ENGLEWOOD, Colo. (AP) The Denver Broncos are putting cornerback Bryce Callahan on injured reserve and will bring second-year wide receiver Tim Patrick off IR to take his roster spot before their game Sunday at Minnesota.
Coach Vic Fangio said Friday that Callahan will undergo surgery soon to replace a bent screw in his right foot that was implanted last December to hold broken bones together and allow them to heal properly.
”This time we need to make sure the screw doesn’t bend,” Fangio said. ”We need to go to a better hardware store.”
Callahan, who followed Fangio from Chicago to Denver last winter, signing a three-year, $21 million free agent deal, was in too much pain to play with the bent screw after getting stepped on during a practice at the team’s stadium on July 27.
Although he remained on the 53-man roster, Callahan didn’t attend a practice again until Wednesday, when he was too limited to really participate.
Fangio said he expects Callahan to be ready for the team’s offseason program next year.
Patrick broke his left hand in the opener at Oakland after playing just eight snaps on offense and nine on special teams.
”We’ve missed him,” offensive coordinator Rich Scangarello said. ”He’s got great energy. He really got confidence at the end of last season, so I’m excited to see what he can do.”
So is special teams coach Tom McMahon.
”He’s a great player. He’s really, really hard to single as a gunner and then he is very, very hard in kick coverage,” McMahon said. ”What they’re going to have to do is they’re going to have to double him. It should help us a ton.”
Having a pair of big wide receivers – at 6-4 and 212 pounds, Patrick is the same height and just four pounds lighter than flanker Courtland Sutton – should help QB Brandon Allen when the Broncos (3-6) visit the Vikings (7-3) .
”He’s been here and he’s a big, physical target,” Allen said. ”Any time you have two of those guys like Courtland and him it’s going to be a mismatch for a lot of defenses.”
Patrick averaged better than four catches for 61 yards a game over the final four weeks last season after Emmanuel Sanders went on IR with a torn Achilles tendon. He has the opportunity to make a similar impact with Sanders recently traded to San Francisco.
Patrick is a welcome addition to an offense that’s averaging just 16.5 points.

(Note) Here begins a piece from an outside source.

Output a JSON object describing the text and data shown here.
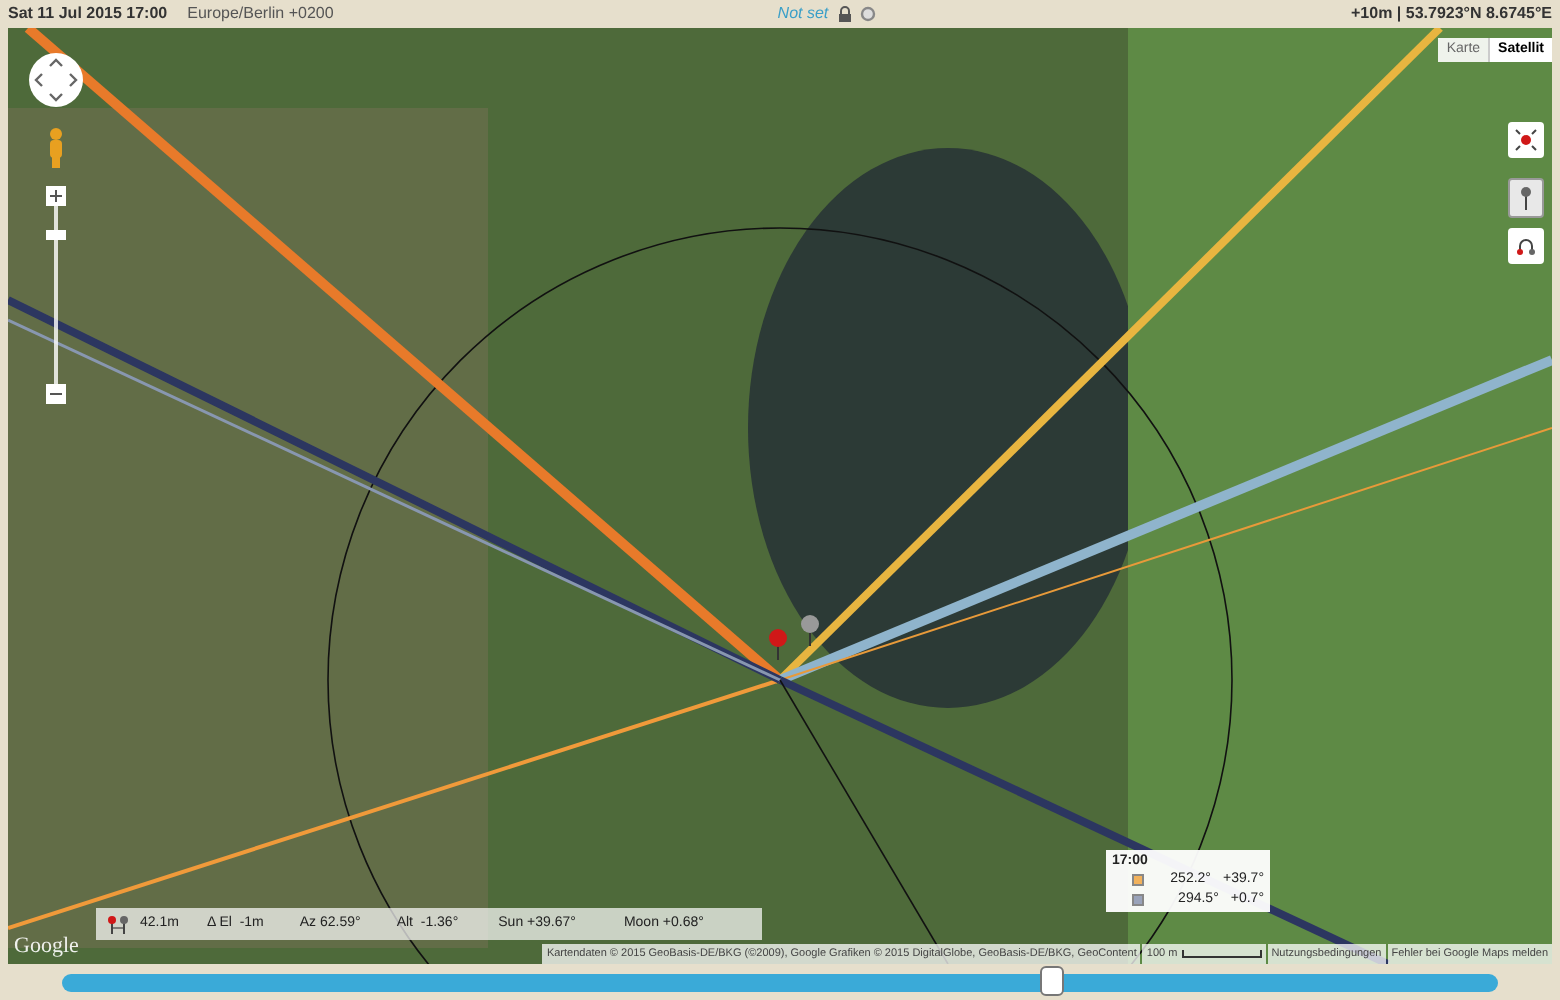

”It’s exciting to have him back because he does so much,” Sutton said. ”He can run plays from the slot because he’s shifty. He can go make the big play on the sideline because he’s a big guy. He’s fast and he’s smart. Everything that you want out of a receiver his size, he does it and he does it really, really well.”
The other injured player the Broncos have designated for a possible return to the active roster is rookie QB Drew Lock, who completed his first week of practice Friday. The Broncos have until Dec. 3 to make a decision on Lock, a second-round pick from Missouri who sprained his right thumb in the preseason.
Couching his comments by noting it’s a small sample size, including just a handful of snaps with the starters, Fangio said Lock benefited by taking a step back.
”I think the time off in some ways, although you never want it, helped him. I think he learned a lot whereas when he was going through it in the spring and in training camp before he got hurt, it was piling up on him I think,” Fangio said. ”Besides learning the new offense and being under center, which he had never done in college, all those things were piling up on him and getting in the way of progressing the way you’d like to see him progress. I think through his time off he’s been able to solve some of those issues emotionally and mentally.”